Updated: Kinetic says Eyes On not mandatory for OOH buys in New Year

November 21, 2011 by Dave Haynes

Kinetic Americas has clarified a news story yesterday that suggested the media planning agency was no longer going to buy any Out Of Home that was not measured by the Traffic Audit Bureau for Media Measurement’s “Eyes On” ratings.

The story suggested the world’s largest planner and buyer of OOH would only buy Eyes On-rated media starting in the new year, leaving countless smaller OOH companies that are not rated off plans.

Kinetic says in a statement now up on its website that it is simply demonstrating Kinetic’s commitment to the Eyes On audience measurement currency. Kinetic will still be working with non-measured OOH units, but those media companies will be scrutinized and discounted based on the commitment of the vendor to adopt Eyes On.

Kinetic is actually just picking up and running with what TAB’s Board of Directors voted on and announced a few weeks ago – declaring the EYES ON ratings as the official currency for buying and selling OOH media for the formats currently being measured. As of Jan. 2012, TAB said it was no longer endorsing methods that reported the opportunity to see ads and shifting to measures that report how many people likely or actually see the ads.

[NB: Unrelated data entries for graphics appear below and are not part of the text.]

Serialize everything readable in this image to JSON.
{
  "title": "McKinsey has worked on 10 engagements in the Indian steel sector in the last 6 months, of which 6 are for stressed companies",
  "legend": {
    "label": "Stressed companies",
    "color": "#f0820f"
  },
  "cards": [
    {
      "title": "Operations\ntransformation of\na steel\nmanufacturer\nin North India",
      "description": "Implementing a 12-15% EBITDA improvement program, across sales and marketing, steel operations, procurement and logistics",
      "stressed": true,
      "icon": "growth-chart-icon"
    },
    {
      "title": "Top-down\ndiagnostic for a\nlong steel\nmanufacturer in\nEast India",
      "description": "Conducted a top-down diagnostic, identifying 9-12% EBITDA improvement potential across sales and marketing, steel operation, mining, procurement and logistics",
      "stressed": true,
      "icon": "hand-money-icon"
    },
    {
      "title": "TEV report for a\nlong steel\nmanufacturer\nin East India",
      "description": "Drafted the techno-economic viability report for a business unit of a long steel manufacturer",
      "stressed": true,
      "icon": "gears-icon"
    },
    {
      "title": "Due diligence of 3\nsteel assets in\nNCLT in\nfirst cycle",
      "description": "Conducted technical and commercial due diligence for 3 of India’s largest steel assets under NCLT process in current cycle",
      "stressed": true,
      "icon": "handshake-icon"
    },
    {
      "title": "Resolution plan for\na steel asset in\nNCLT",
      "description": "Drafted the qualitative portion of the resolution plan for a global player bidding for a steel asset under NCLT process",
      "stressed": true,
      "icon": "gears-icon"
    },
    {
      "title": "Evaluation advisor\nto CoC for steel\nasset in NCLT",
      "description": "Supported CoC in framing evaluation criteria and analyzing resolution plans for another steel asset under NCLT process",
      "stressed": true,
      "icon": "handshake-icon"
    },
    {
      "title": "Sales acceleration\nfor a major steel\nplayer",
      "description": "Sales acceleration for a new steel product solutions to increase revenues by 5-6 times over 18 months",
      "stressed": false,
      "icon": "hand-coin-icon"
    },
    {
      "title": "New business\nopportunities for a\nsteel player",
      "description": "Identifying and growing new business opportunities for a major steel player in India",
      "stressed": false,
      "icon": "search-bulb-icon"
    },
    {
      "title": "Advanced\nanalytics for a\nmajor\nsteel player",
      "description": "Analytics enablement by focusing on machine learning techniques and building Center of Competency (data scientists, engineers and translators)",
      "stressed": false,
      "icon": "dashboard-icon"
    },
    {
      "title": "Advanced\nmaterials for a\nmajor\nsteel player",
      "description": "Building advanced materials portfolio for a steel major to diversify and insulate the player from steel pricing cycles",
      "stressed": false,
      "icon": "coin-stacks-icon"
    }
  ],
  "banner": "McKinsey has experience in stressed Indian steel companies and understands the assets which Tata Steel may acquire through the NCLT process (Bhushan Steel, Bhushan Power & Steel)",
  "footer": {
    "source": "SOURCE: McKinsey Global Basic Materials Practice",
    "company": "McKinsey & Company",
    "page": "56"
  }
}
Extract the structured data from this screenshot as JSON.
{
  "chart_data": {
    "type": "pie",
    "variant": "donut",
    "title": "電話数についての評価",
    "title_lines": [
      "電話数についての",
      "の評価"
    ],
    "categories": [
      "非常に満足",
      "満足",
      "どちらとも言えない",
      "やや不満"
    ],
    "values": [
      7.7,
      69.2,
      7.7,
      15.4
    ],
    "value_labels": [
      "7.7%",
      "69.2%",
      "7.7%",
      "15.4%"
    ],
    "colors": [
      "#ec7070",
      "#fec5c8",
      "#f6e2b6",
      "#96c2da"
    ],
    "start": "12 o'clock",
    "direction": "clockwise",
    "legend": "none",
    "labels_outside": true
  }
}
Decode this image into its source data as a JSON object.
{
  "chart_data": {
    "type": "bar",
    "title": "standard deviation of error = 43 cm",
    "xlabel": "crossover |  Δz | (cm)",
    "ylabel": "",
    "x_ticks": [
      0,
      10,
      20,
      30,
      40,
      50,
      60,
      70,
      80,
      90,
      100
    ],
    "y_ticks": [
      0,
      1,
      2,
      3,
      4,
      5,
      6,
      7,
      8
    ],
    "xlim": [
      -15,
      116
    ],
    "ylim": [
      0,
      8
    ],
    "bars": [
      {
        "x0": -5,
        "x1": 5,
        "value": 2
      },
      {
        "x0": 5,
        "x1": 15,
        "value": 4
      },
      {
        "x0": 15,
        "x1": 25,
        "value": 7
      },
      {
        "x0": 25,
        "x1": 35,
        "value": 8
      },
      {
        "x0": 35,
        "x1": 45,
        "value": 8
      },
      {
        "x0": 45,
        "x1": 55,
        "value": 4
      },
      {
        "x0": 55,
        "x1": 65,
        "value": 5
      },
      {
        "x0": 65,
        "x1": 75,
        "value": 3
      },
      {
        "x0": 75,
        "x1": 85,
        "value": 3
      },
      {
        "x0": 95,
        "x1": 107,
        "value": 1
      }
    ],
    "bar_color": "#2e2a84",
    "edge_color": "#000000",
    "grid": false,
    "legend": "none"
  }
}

Kinetic is the first media agency to publically state its use of Eyes On in all of its clients’ media plans for next year.

I write all this because measurement is a big issue for Digital OOH network operators, and any hint that OOH buys will be subjected to tighter and specific ratings would probably make a lot of those new media firms jumpy because of the time and cost.

Eyes On does not, however, affect Digital OOH … at least not right now.

“We wholeheartedly support the industry’s adoption of Eyes On and the movement to instate a more accurate and standardized form of audience measurement,” said David Payne, CEO, Kinetic Americas. “The system provides rich demographic data that facilitates Out-of-Home planning in comparison and conjunction with TV, radio, print, and the web. With Eyes On, advertisers can see how including Out of Home will enhance their marketing objectives.”

Unlike measurement in other broadcast forms of media, Eyes On measures actual impacts, or those who actually see the advertising, and provides demographic details. Nearly 400,000 units (including bulletins, posters, and other street furniture) are currently measured; however, some smaller vendors have yet to adopt the system given the added expense and are still operating under the older form of measurement, Daily Effective Circulation (DEC).

“There is an industry-wide commitment for all media owners to report in Eyes On Impressions (EOI) come January 2012. As an agency, Kinetic will not accept DEC from vendors who have declined to be measured under the new system,” said John Connolly, COO, Kinetic Americas. “We will be heavily scrutinizing and discounting non-measured units, and urging those who have not adopted Eyes On to work with the TAB to have their inventory measured as soon as possible.”

So there is no hard date to be rated, but there is clearly a little stick being used here to move OOH operators down the better measured path.

Joe Philport, President and CEO of TAB, confirmed Kinetic is only looking at formats measured by TAB, specifically billboards, posters, and street furniture. “While I cannot speak for Kinetic,” said Philport, “I would assume they would want digital place-based to use measurement that follows the DPAA’s set of guidelines.”

What’s interesting, though, is that a big chunk of the digital future – whether you want to to call it Digital OOH or Digital Place-based or just digital posters – is the conversion of 100s of 1,000s of posters and street furniture analog faces to screens. Very presumably, Eyes On will apply at some point.